Secondly, Ai+Ni is the patented machine learning approach. It predicts the trustworthiness of loan application information on the basis of its links, connections, and patterns to prior fraud, incorporating human intuition to overcome variants and mutations in fraud patterns.
Together, this technology platform powers a range of scoring, alerting, and analysis products that provide a new level of visibility and transparency into the data submitted on loan applications. For example, lenders who wish to determine the likelihood of overstated income rely on IncomePass to assess that risk, while those who wish to protect themselves against fraudulent assertions of employment use EmployerCheck to ensure that the borrower’s employment can be assumed true. On the other hand, our comprehensive Auto Fraud Manager powers decision improvement and automation with a score and alert report that auto lenders use to cost-effectively clear applications of burdensome stipulations.
Could you share a customer success story?

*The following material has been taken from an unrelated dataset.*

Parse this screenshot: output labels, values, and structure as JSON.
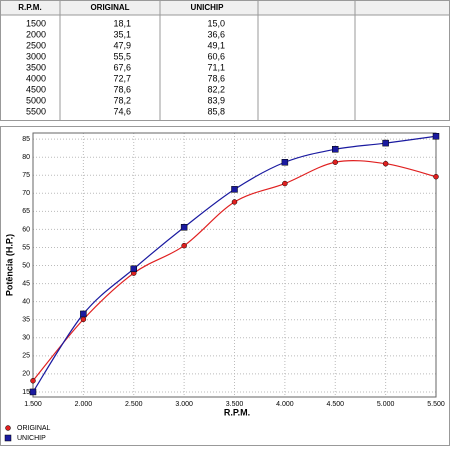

One of our clients, MidAtlantic Finance Company, has seen several profitability gains using our Auto Fraud Manager solution. High scoring applications above the lender’s desired risk threshold are routed to review with a human analyst, protecting the organization against the costliest and hardest-to-prevent fraud. Low-scoring applications are routed for faster funding, ensuring profitable growth of the auto loan portfolio. MidAtlantic submitted 106 alerts on almost $874,000 in loan amounts in just over six months by implementing Auto Fraud Manager.

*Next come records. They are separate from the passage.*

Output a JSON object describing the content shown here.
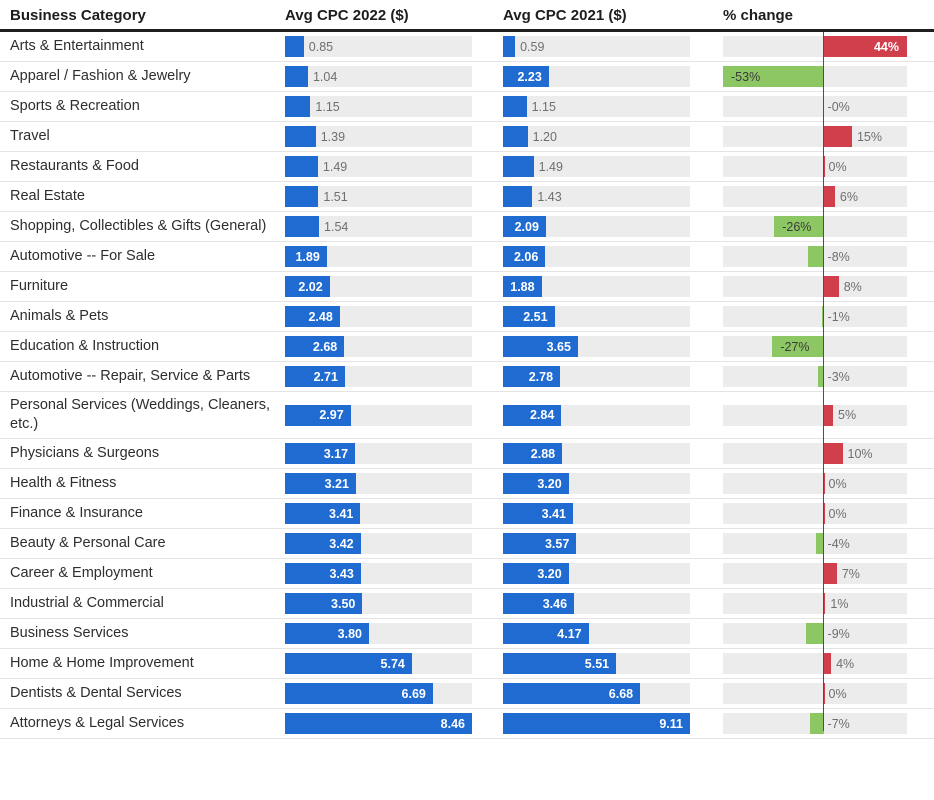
{
  "chart_data": {
    "type": "bar",
    "title": "",
    "columns": [
      "Business Category",
      "Avg CPC 2022 ($)",
      "Avg CPC 2021 ($)",
      "% change"
    ],
    "categories": [
      "Arts & Entertainment",
      "Apparel / Fashion & Jewelry",
      "Sports & Recreation",
      "Travel",
      "Restaurants & Food",
      "Real Estate",
      "Shopping, Collectibles & Gifts (General)",
      "Automotive -- For Sale",
      "Furniture",
      "Animals & Pets",
      "Education & Instruction",
      "Automotive -- Repair, Service & Parts",
      "Personal Services (Weddings, Cleaners, etc.)",
      "Physicians & Surgeons",
      "Health & Fitness",
      "Finance & Insurance",
      "Beauty & Personal Care",
      "Career & Employment",
      "Industrial & Commercial",
      "Business Services",
      "Home & Home Improvement",
      "Dentists & Dental Services",
      "Attorneys & Legal Services"
    ],
    "series": [
      {
        "name": "Avg CPC 2022 ($)",
        "values": [
          0.85,
          1.04,
          1.15,
          1.39,
          1.49,
          1.51,
          1.54,
          1.89,
          2.02,
          2.48,
          2.68,
          2.71,
          2.97,
          3.17,
          3.21,
          3.41,
          3.42,
          3.43,
          3.5,
          3.8,
          5.74,
          6.69,
          8.46
        ],
        "labels": [
          "0.85",
          "1.04",
          "1.15",
          "1.39",
          "1.49",
          "1.51",
          "1.54",
          "1.89",
          "2.02",
          "2.48",
          "2.68",
          "2.71",
          "2.97",
          "3.17",
          "3.21",
          "3.41",
          "3.42",
          "3.43",
          "3.50",
          "3.80",
          "5.74",
          "6.69",
          "8.46"
        ]
      },
      {
        "name": "Avg CPC 2021 ($)",
        "values": [
          0.59,
          2.23,
          1.15,
          1.2,
          1.49,
          1.43,
          2.09,
          2.06,
          1.88,
          2.51,
          3.65,
          2.78,
          2.84,
          2.88,
          3.2,
          3.41,
          3.57,
          3.2,
          3.46,
          4.17,
          5.51,
          6.68,
          9.11
        ],
        "labels": [
          "0.59",
          "2.23",
          "1.15",
          "1.20",
          "1.49",
          "1.43",
          "2.09",
          "2.06",
          "1.88",
          "2.51",
          "3.65",
          "2.78",
          "2.84",
          "2.88",
          "3.20",
          "3.41",
          "3.57",
          "3.20",
          "3.46",
          "4.17",
          "5.51",
          "6.68",
          "9.11"
        ]
      },
      {
        "name": "% change",
        "values": [
          44,
          -53,
          0,
          15,
          0,
          6,
          -26,
          -8,
          8,
          -1,
          -27,
          -3,
          5,
          10,
          0,
          0,
          -4,
          7,
          1,
          -9,
          4,
          0,
          -7
        ],
        "labels": [
          "44%",
          "-53%",
          "-0%",
          "15%",
          "0%",
          "6%",
          "-26%",
          "-8%",
          "8%",
          "-1%",
          "-27%",
          "-3%",
          "5%",
          "10%",
          "0%",
          "0%",
          "-4%",
          "7%",
          "1%",
          "-9%",
          "4%",
          "0%",
          "-7%"
        ]
      }
    ],
    "layout": {
      "axis_ranges": {
        "cpc_2022_max": 8.46,
        "cpc_2021_max": 9.11,
        "pct_min": -53,
        "pct_max": 44
      },
      "grid": "off",
      "legend": "none",
      "zero_line": true
    },
    "colors": {
      "bar_blue": "#1f6bd2",
      "increase_red": "#d23f4c",
      "decrease_green": "#8cc763",
      "track_gray": "#ececec",
      "zero_line": "#4f4f4f",
      "value_gray": "#6f6f6f"
    }
  }
}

What, according to you, steers you ahead of the market competition?
Point Predictive has a unique advantage in terms of the nature of the proprietary data contributed by a large number of lenders. The predictive power that lies in Consortium data is not limited by lack of visibility into non-funded loan applications, where many more fraud signals lie. Furthermore, on funded loans, traditional credit data is only sparsely populated with fraud outcomes due to the effort involved in confirming that outcome.
The Consortium approach makes Point Predictive an equally potent partner in the fraudtech ecosystem. Consortium data could complement a host of document authentication technologies, identity verification solutions, or device authentication technology to round out the trust/security/privacy/loss prevention regime that is imperative for modern, digital lenders. Naturally, our fraudtech platform integrates directly to a loan origination process with a proprietary API and standard integrations through popular loan origination systems such as defi SOLUTIONS, First American, and MeridianLink, among others.

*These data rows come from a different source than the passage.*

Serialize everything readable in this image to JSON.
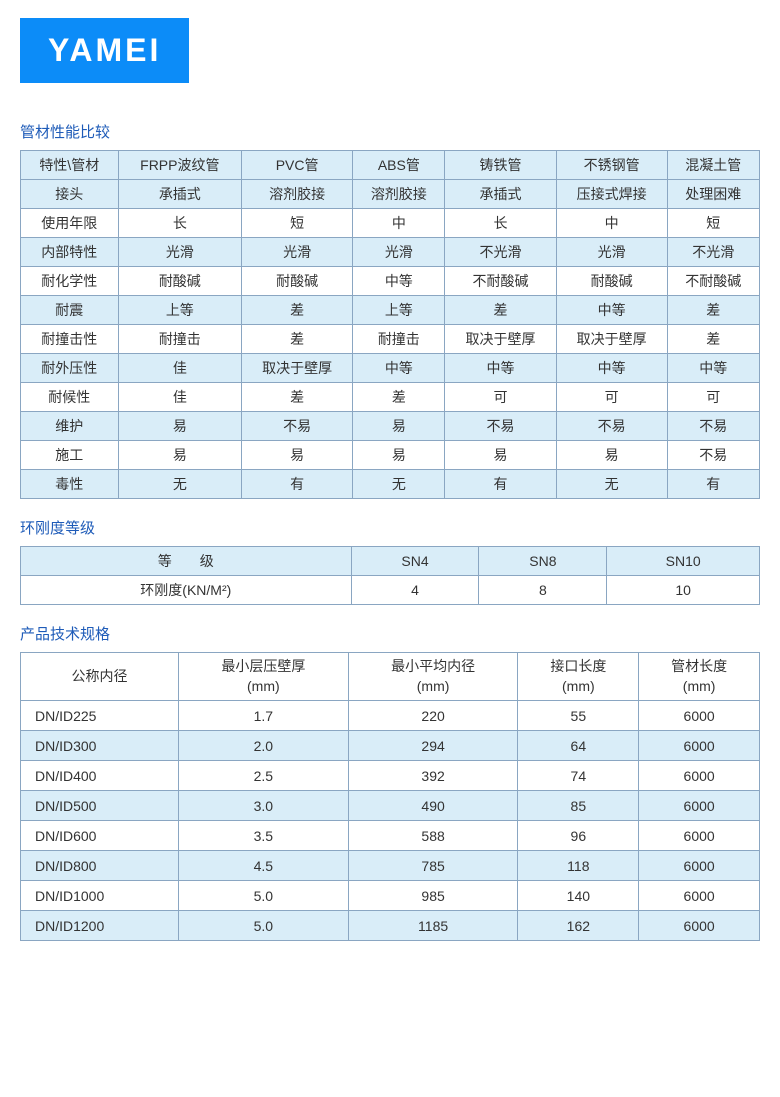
{
  "logo": "YAMEI",
  "colors": {
    "brand": "#0c8cf8",
    "title": "#1e5bb8",
    "border": "#8aa6c2",
    "header_bg": "#d9edf8",
    "row_alt": "#d9edf8",
    "row_bg": "#ffffff",
    "text": "#333333"
  },
  "section1": {
    "title": "管材性能比较",
    "columns": [
      "特性\\管材",
      "FRPP波纹管",
      "PVC管",
      "ABS管",
      "铸铁管",
      "不锈钢管",
      "混凝土管"
    ],
    "rows": [
      [
        "接头",
        "承插式",
        "溶剂胶接",
        "溶剂胶接",
        "承插式",
        "压接式焊接",
        "处理困难"
      ],
      [
        "使用年限",
        "长",
        "短",
        "中",
        "长",
        "中",
        "短"
      ],
      [
        "内部特性",
        "光滑",
        "光滑",
        "光滑",
        "不光滑",
        "光滑",
        "不光滑"
      ],
      [
        "耐化学性",
        "耐酸碱",
        "耐酸碱",
        "中等",
        "不耐酸碱",
        "耐酸碱",
        "不耐酸碱"
      ],
      [
        "耐震",
        "上等",
        "差",
        "上等",
        "差",
        "中等",
        "差"
      ],
      [
        "耐撞击性",
        "耐撞击",
        "差",
        "耐撞击",
        "取决于壁厚",
        "取决于壁厚",
        "差"
      ],
      [
        "耐外压性",
        "佳",
        "取决于壁厚",
        "中等",
        "中等",
        "中等",
        "中等"
      ],
      [
        "耐候性",
        "佳",
        "差",
        "差",
        "可",
        "可",
        "可"
      ],
      [
        "维护",
        "易",
        "不易",
        "易",
        "不易",
        "不易",
        "不易"
      ],
      [
        "施工",
        "易",
        "易",
        "易",
        "易",
        "易",
        "不易"
      ],
      [
        "毒性",
        "无",
        "有",
        "无",
        "有",
        "无",
        "有"
      ]
    ]
  },
  "section2": {
    "title": "环刚度等级",
    "row1": [
      "等　　级",
      "SN4",
      "SN8",
      "SN10"
    ],
    "row2": [
      "环刚度(KN/M²)",
      "4",
      "8",
      "10"
    ]
  },
  "section3": {
    "title": "产品技术规格",
    "columns": [
      "公称内径",
      "最小层压壁厚\n(mm)",
      "最小平均内径\n(mm)",
      "接口长度\n(mm)",
      "管材长度\n(mm)"
    ],
    "rows": [
      [
        "DN/ID225",
        "1.7",
        "220",
        "55",
        "6000"
      ],
      [
        "DN/ID300",
        "2.0",
        "294",
        "64",
        "6000"
      ],
      [
        "DN/ID400",
        "2.5",
        "392",
        "74",
        "6000"
      ],
      [
        "DN/ID500",
        "3.0",
        "490",
        "85",
        "6000"
      ],
      [
        "DN/ID600",
        "3.5",
        "588",
        "96",
        "6000"
      ],
      [
        "DN/ID800",
        "4.5",
        "785",
        "118",
        "6000"
      ],
      [
        "DN/ID1000",
        "5.0",
        "985",
        "140",
        "6000"
      ],
      [
        "DN/ID1200",
        "5.0",
        "1185",
        "162",
        "6000"
      ]
    ]
  }
}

What does the future hold for your company?
Currently, the Point Predictive Consortium addresses the most common fraud and misrepresentation risks facing consumer lenders: identity fraud, income and employment misrepresentation, collateral misrepresentation, broker/dealer/correspondent risk, and co-borrower/co-signer schemes. However, as we learn more from our customers, it is becoming clearer that Consortium data, along with Ai+Ni and ML technology, has potency outside of a traditional indirect home, auto loan, or direct online loan application.
The growth we are experiencing has convinced the leadership team that the platform can be extended into adjacent financial vertical markets. Beyond that, the volume and mobility of applicant-provided data lead to all sorts of trust issues that murky the waters for any company extending credit to consumers. While the vast majority of borrowers tell the truth, the minority of fraudsters consumes far too many resources prior to funding and customer acquisition. Point Predictive’s data science allows organizations to spend less to get a more profitable portfolio.